Работа над «Бесами» хоть и подвигалась, но не так скоро, как желалось: задуманный памфлет на злобу дня давно уже перерождался в откровение об «апокалипсическом» моменте всемирной истории, о России, колеблющейся над бездной: злоба дня, нечаевское дело, ожившие в памяти собственные искания юности, идеи, выдвинутые на женевской конференции Лиги мира, искали для себя художественной формы соединения в новом романе с духом и смыслом времен средневековых смут, библейских упований «избранного народа»: «И истребишь все народы, которые господь, бог твой, даст тебе; да не пощадит их глаз твой. Всякое место, на которое ступит нога ваша, будет ваше»; «и будет в челюстях народов узда, направляющая к заблуждению...» Ему вспоминались древние видения о грядущем Звере бездны, Премудром Змии, которому должно будет поклониться все живое, поклониться и преклониться перед ним, для того и предусмотрена та узда в челюстях народов... И узда эта, решал он, — разрушенное сознание, скептицизм и неверие в возможность духовного возрождения человека и человечества, всеразрушительный нигилизм, отрицание, не обусловленное положительным, созидательным идеалом, существование без высшей идеи, без общего положительного дела... А вместе с тем «в обществе нашем, — чувствовал ж верил Достоевский, — особенно среди нынешней молодежи, может быть, как никогда велика жажда правды и более того — готовность пойти на все, на любые жертвы и на самопожертвование ради правды — вот национальная черта поколения. Но весь вопрос в том и состоит, что считать за правду...».
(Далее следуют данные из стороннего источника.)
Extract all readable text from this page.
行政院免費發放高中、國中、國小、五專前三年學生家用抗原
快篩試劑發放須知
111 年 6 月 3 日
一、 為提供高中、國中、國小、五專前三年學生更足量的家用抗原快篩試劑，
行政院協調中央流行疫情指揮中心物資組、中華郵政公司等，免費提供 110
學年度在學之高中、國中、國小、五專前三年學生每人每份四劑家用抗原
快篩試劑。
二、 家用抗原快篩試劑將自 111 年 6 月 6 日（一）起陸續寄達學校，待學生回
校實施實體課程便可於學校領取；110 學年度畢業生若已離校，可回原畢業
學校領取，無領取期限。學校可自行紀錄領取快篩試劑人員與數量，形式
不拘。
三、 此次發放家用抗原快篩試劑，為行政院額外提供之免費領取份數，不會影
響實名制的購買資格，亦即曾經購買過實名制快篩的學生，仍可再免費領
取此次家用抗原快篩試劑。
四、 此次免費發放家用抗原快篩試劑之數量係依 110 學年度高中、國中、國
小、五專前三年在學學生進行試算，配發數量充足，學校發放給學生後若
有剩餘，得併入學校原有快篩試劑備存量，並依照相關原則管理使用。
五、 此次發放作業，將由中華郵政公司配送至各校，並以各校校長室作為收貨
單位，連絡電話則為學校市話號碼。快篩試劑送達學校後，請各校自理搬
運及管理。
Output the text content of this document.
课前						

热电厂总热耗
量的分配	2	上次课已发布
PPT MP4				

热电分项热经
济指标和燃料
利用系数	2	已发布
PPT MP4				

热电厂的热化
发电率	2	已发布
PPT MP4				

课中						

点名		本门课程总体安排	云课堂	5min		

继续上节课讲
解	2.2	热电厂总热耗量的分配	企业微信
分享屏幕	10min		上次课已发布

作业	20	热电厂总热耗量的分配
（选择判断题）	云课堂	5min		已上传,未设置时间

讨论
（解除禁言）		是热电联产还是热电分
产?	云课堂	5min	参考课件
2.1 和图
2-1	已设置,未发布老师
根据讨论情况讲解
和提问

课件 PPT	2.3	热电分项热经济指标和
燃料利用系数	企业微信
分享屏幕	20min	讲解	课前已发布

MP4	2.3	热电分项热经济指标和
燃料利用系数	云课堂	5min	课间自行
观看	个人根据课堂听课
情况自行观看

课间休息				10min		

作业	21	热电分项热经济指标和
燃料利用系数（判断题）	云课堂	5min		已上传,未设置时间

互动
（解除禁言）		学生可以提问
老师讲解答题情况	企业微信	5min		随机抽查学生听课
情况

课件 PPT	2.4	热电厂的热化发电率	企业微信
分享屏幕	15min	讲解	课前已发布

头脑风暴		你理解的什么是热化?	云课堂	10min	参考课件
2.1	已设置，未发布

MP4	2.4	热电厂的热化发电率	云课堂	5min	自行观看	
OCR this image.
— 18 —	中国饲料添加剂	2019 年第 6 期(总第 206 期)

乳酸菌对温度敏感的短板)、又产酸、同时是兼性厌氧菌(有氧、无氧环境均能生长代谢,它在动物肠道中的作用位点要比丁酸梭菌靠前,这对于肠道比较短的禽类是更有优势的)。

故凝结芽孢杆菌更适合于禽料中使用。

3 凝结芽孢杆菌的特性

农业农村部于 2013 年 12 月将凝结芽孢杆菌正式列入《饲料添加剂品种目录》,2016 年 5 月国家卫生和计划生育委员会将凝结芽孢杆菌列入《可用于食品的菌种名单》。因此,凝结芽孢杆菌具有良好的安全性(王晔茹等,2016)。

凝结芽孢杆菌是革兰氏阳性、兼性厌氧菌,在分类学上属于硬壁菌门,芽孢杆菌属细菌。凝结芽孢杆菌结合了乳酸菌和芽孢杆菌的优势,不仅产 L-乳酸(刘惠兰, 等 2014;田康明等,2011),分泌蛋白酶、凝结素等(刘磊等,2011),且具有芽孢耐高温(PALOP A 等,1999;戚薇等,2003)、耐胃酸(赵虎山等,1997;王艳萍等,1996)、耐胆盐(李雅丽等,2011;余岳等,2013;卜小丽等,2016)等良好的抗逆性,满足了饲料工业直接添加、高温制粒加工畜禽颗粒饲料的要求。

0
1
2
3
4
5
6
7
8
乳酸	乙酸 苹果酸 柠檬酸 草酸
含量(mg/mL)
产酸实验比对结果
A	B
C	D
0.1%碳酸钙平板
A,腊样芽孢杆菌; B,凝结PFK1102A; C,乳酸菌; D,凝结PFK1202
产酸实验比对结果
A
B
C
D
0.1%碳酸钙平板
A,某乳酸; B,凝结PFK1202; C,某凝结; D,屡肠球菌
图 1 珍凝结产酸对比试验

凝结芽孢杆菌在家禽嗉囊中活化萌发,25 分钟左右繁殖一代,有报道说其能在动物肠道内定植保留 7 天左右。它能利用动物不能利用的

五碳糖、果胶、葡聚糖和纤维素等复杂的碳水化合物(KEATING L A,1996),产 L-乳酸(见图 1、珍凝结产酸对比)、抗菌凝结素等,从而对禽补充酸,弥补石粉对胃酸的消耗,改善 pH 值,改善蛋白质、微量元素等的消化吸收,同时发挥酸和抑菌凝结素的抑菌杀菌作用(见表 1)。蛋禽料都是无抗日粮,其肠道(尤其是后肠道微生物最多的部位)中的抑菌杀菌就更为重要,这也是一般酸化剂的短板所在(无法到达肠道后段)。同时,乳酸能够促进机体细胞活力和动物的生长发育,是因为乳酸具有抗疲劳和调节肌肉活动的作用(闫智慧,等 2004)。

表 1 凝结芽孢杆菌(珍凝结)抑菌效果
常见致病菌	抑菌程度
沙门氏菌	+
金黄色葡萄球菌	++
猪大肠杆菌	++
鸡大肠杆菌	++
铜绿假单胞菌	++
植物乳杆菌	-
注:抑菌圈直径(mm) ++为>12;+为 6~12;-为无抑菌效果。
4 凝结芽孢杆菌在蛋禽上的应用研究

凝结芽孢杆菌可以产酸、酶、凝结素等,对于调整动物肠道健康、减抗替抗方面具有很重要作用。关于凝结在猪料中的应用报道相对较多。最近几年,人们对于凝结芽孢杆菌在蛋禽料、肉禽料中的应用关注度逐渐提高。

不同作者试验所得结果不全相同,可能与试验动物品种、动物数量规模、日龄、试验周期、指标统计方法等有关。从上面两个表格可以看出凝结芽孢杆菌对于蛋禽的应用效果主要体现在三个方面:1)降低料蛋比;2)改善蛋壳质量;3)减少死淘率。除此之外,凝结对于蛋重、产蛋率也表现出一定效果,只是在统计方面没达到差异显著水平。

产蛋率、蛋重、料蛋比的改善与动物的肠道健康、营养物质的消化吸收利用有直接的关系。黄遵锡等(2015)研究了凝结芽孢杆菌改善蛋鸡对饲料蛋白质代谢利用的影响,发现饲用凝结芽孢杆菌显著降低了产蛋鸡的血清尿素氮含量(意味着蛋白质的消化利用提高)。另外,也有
Еще осенью 71-го познакомили Достоевского с князем Владимиром Петровичем Мещерским. Князь показался ему человеком малосимпатичным уже и по одному тому, что по-русски говорил куда хуже, нежели по-французски, да и вообще — больно уж сладок, репутация у него дурная, а кичливости хоть отбавляй: через Мещерского, человека, близкого к правительственным кругам и даже к цесаревичу. Достоевский рассчитывал поближе познакомиться с настроением и состоянием духа и мыслей «верхов», что было для него чрезвычайно важно, особенно сейчас, в момент работы над «Бесами». Было, конечно, и другое — чего уж от себя-то греха таить, — еще будучи в Европе, узнал, узнал наверное, что до сих пор находится под полицейским надзором. Открытие это немало раздосадовало, огорошило, не на шутку встревожило, заставило о многом задуматься: встречался он здесь и с Герценом, и с Огаревым, и с другими эмигрантами, о чем, должно быть, давно уже доложено куда следует. Одно упоминание Герценом имени Чернышевского во вскрытом полицией письме оказалось достаточным поводом начать против Николая Гавриловича следствие, а затем и упечь его в Сибирь. Ну хорошо, пусть ему-то не Сибирь, но если только запретят печататься, а это вполне может случиться по доносу о неблагонадежности, — тут-то и конец ему.